Eastern Utah
EMAIL ME AT: mgypsy97 at aol dot com

Sunday, January 9, 2022

Where did my enthusiasm go?

Thinking about it, I'm not sure how I feel about moving into someone else's new home.  I guess as long as I can choose how I want to arrange my space, and use my own furnishings, it might work.  I have little or no privacy here, so it will probably be an improvement.

Where did the years go?  I've always been self-sufficient and except for not being able to drive, I am still relatively self-sufficient.  I'm not sure I want to be out in the boondocks rather than in city limits, but no one really asked me what I want nor does anyone care about how I might feel.
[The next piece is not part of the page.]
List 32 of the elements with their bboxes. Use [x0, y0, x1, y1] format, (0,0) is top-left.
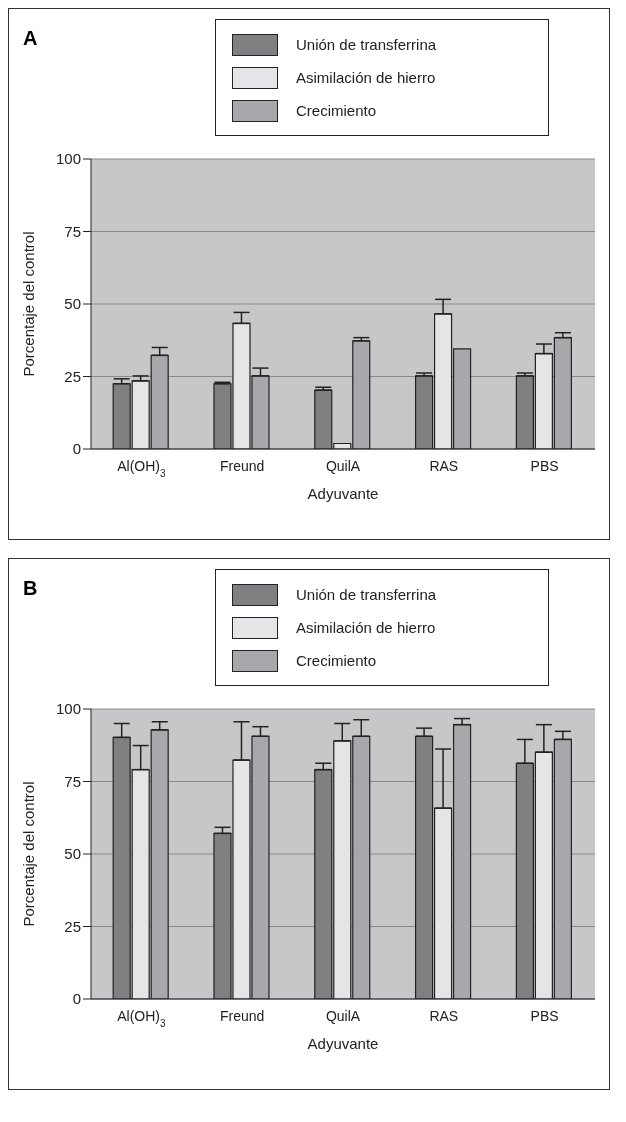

I'm still financially independent, so if it doesn't work for me I will hire a mover to transfer my belongings back to a small apartment within the city limits.
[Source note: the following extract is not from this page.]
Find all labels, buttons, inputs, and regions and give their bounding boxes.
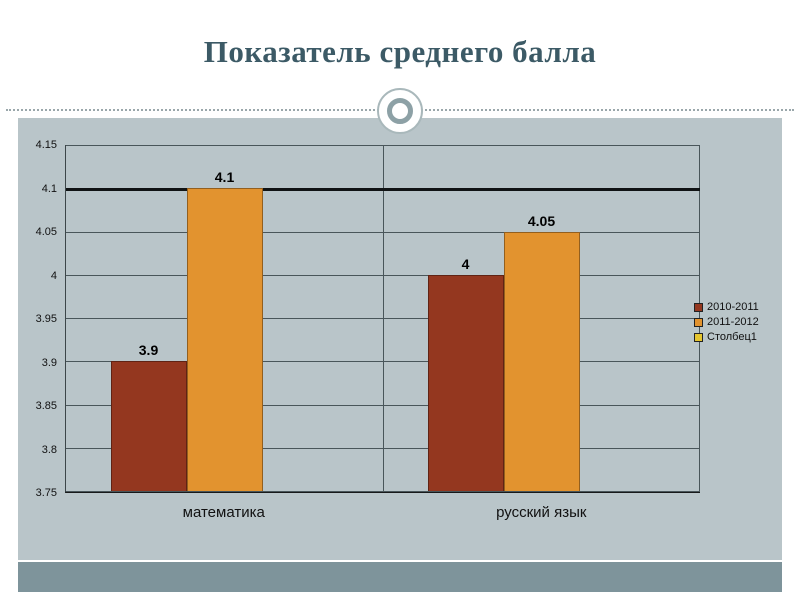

A few minutes ago I rammed the top of my head into an open cabinet door, which may explain my feelings right about now.  It's not hurting too badly except I can't touch the big lump on top of my head, but I don't think my awareness has changed for the worse.  If it wasn't so early in the afternoon I would pour myself a stiff scotch & water, but I'd rather wait until a more reasonable time later on.   By the way, I don't drink much and never to the point that it makes me feel different, so I don't worry about a weak drink most evenings.  The "stiff scotch & water" is just a joke.  In fact, the way my life is currently going, I'm surprised at how little I drink!!!